Costituita nel 1998, grazie al lascito di Luisa Ambron Errera, la Fondazione ha lo scopo di attuare iniziative intese a promuovere e divulgare studi e ricerche nel campo della storia dell'arte, con particolare riferimento alla pittura e scultura italiana dell'Ottocento e Novecento, nonché all'apporto degli artisti ebrei e della cultura ebraica alle correnti pittoriche e artistiche italiane dell'Ottocento e Novecento.

Luisa Errera era sorella di Leone Ambron, il noto collezionista e mecenate che in più riprese, a partire dal 1947, ha fatto una donazione di oltre 350 opere ottocentesche e dei primi del 'Novecento alla Galleria d'Arte Moder-na di Palazzo Pitti.

Parallelamente è stato promosso un programma di restauri per alcuni dipinti, sia della Galleria che di altri enti. Il primo di questi ha riguardato il ritratto del cavalier David Levi di proprietà del Museo Ebraico di Firenze, a signi-ficare lo stretto collegamento esistente tra Ambron, ultimo discendente di un'antica famiglia di banchieri ebrei, fondatori della Banca Federico del Vecchio, e la comunità ebraica fiorentina.

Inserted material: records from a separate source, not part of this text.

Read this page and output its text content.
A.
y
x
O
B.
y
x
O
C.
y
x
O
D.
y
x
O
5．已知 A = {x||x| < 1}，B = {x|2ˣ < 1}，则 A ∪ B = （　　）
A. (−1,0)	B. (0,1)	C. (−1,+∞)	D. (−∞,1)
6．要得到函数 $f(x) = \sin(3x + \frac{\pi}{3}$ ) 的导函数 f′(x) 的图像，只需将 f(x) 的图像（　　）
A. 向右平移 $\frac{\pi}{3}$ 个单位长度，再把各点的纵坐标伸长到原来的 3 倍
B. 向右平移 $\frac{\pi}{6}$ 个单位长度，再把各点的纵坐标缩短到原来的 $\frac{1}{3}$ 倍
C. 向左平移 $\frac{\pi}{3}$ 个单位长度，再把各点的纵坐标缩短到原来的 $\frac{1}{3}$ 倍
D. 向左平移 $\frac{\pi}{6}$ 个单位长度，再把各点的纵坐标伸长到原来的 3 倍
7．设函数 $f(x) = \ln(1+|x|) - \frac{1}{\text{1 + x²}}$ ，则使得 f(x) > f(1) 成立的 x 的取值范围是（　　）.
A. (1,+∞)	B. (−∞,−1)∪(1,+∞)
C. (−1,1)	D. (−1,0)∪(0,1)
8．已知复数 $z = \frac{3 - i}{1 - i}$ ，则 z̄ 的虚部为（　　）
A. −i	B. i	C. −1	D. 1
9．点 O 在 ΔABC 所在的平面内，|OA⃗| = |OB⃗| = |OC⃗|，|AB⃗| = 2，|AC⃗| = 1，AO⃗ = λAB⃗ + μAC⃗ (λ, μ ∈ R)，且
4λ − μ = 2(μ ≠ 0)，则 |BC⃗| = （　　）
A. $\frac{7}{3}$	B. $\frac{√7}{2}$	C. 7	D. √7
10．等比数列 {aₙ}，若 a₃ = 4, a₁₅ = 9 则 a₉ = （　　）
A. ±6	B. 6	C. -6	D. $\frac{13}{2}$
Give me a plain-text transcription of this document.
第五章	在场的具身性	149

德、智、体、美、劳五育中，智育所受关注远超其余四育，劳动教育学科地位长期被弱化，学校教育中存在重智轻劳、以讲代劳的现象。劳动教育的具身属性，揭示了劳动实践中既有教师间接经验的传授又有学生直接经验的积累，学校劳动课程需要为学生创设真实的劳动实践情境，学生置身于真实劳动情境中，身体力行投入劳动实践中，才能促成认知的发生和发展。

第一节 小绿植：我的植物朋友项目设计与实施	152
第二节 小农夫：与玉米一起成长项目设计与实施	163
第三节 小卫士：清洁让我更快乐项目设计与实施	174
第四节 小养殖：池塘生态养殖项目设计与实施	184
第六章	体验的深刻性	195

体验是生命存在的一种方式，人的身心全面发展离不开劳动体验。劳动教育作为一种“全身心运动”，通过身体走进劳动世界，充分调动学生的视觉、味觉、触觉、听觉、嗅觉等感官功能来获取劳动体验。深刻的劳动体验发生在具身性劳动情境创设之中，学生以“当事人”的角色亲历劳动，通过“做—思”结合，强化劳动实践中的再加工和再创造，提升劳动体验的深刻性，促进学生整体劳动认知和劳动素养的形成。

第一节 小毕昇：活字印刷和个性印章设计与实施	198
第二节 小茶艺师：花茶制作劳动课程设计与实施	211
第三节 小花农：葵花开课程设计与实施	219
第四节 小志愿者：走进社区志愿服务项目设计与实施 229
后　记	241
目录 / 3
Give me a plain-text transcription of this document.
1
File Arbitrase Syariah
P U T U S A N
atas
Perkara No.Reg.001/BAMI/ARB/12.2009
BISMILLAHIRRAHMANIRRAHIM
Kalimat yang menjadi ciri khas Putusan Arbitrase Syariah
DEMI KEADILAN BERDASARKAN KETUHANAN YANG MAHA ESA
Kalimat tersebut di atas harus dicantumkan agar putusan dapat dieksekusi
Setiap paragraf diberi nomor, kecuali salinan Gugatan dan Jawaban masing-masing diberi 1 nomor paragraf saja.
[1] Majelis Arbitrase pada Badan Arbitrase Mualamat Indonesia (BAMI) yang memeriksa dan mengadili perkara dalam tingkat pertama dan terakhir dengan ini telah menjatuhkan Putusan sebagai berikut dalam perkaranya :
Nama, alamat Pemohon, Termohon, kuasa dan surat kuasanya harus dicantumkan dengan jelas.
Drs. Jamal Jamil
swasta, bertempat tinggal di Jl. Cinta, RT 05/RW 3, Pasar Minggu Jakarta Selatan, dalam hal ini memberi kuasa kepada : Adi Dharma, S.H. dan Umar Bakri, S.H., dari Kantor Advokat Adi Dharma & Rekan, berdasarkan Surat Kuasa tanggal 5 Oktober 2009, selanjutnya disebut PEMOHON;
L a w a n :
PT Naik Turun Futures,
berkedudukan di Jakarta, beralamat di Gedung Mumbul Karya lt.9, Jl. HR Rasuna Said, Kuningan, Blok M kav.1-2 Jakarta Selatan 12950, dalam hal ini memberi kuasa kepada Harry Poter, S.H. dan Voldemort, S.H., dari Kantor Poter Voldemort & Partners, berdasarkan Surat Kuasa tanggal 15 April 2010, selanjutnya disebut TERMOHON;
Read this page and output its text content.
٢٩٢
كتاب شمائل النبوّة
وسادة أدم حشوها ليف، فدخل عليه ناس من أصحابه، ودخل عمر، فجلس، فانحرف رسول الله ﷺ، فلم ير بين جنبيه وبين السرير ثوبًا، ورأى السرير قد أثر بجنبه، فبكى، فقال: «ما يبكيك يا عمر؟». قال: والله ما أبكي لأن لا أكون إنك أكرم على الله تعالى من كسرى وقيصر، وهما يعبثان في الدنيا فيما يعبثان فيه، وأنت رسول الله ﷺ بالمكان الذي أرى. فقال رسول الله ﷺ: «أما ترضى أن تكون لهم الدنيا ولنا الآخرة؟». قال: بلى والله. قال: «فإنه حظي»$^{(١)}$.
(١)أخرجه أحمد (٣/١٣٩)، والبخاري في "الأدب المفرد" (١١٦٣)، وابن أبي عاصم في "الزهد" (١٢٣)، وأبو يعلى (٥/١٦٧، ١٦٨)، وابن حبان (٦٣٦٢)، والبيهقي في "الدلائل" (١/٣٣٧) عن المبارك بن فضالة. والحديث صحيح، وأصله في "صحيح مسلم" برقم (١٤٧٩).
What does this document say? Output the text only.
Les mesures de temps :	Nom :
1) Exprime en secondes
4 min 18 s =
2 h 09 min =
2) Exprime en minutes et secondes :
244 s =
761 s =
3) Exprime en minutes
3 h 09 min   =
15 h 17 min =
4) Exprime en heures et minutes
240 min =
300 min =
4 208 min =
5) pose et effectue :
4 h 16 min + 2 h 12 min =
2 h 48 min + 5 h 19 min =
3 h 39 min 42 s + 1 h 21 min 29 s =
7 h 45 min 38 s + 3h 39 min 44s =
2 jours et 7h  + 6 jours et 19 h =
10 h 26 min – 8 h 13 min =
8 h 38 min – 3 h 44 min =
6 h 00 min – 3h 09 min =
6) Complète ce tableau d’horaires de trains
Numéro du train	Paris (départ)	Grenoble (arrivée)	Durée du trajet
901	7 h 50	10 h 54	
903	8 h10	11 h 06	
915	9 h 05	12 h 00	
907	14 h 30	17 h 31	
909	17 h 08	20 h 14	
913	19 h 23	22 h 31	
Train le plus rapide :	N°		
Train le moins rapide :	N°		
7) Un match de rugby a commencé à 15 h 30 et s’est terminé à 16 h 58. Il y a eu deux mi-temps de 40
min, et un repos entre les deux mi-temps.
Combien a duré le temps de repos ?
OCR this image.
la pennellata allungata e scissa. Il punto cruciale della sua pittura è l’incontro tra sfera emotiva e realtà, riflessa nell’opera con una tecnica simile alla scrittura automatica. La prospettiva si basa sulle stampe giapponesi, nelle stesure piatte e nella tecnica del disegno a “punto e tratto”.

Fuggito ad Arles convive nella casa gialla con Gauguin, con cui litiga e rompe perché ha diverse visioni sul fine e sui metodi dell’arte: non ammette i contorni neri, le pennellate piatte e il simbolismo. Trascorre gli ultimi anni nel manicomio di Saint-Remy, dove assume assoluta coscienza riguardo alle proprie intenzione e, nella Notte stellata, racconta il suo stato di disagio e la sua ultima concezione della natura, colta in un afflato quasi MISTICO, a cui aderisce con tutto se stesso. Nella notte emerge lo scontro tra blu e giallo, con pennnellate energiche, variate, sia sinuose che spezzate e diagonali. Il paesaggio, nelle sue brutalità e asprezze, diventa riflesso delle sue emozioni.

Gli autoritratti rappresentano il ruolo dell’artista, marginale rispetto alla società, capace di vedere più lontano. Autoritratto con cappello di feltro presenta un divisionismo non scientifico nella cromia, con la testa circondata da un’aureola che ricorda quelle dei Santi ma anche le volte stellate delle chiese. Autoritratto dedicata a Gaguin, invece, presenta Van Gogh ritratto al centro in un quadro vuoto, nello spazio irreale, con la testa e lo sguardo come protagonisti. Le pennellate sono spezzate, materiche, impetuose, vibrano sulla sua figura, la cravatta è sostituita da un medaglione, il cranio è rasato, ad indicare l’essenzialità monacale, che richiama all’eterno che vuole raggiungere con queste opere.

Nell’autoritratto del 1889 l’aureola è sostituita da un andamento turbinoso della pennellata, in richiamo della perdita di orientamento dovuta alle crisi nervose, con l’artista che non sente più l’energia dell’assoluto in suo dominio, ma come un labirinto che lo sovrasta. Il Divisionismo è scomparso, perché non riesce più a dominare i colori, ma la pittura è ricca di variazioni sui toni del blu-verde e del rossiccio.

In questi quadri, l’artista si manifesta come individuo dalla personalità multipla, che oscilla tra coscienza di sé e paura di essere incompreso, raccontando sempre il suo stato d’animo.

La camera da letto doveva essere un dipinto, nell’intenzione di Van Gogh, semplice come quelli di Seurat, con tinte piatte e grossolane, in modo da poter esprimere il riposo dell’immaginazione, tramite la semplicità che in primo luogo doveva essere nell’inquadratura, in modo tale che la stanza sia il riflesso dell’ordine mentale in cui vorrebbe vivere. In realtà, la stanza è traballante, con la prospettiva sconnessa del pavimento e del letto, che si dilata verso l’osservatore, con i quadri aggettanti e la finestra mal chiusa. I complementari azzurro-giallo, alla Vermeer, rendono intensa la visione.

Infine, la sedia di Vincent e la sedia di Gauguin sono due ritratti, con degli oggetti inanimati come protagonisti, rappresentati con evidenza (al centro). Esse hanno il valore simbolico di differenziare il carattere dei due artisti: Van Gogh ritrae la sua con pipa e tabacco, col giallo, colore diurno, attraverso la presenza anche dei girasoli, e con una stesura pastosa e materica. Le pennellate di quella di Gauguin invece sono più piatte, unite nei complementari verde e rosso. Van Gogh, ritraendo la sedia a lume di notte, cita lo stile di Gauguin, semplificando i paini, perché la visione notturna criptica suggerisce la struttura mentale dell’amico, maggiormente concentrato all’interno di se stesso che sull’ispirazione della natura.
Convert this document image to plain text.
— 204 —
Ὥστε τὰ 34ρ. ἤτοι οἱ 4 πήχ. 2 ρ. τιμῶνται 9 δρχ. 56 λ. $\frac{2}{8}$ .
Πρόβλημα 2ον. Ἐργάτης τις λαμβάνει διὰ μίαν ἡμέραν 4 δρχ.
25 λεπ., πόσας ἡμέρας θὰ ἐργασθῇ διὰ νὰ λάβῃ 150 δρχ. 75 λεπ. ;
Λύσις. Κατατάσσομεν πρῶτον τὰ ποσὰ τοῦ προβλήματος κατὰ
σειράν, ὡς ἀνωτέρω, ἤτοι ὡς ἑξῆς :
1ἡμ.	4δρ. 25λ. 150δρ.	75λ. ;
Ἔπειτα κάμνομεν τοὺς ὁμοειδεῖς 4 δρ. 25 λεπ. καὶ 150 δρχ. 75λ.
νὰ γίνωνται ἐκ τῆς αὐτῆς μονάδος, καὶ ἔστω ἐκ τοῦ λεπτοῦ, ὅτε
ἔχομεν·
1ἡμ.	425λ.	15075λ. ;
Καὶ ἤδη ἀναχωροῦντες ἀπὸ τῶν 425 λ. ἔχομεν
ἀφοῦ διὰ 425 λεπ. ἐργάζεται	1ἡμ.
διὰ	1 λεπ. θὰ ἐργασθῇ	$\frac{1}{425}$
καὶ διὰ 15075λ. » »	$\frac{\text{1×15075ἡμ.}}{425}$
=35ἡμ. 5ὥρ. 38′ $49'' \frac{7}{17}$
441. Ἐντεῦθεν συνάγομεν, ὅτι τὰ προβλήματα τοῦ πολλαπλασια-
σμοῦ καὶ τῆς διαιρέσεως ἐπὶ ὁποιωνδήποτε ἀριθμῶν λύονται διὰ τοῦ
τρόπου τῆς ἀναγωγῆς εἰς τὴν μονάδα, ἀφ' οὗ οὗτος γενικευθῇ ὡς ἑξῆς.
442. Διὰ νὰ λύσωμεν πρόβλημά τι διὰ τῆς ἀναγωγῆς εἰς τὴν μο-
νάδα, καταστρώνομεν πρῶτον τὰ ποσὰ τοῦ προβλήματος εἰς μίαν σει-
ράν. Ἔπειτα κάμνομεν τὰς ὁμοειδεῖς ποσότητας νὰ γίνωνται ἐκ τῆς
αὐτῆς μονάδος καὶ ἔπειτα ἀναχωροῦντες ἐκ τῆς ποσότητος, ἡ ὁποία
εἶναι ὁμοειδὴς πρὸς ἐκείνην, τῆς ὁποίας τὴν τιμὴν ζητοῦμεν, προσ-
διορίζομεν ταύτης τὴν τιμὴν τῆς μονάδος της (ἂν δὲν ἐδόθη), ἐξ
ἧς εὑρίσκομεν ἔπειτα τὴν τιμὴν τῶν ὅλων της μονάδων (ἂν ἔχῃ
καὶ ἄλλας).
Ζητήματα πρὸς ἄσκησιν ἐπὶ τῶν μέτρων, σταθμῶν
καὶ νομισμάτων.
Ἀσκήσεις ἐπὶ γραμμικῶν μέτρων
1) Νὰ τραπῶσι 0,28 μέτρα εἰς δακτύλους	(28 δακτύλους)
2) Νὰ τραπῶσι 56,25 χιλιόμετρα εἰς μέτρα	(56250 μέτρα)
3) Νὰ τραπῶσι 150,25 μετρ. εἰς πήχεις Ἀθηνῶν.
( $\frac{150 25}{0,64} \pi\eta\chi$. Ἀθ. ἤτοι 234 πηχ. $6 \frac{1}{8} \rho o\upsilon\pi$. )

La Fondazione è retta da un Consiglio d'Amministrazione presieduto da Alberto Boralevi e composto da M.Grazia Trenti Antonelli, Claudio De Polo Saibanti, Antonia Ida Fontana e Maria Prunai Falciani e si avvale di un Comitato Scientifico composto da: Carlo Sisi , Dora Liscia Bemporad, Rossella Todros, Lionella Viterbo Neppi Modona e Valentina Supino Viterbo.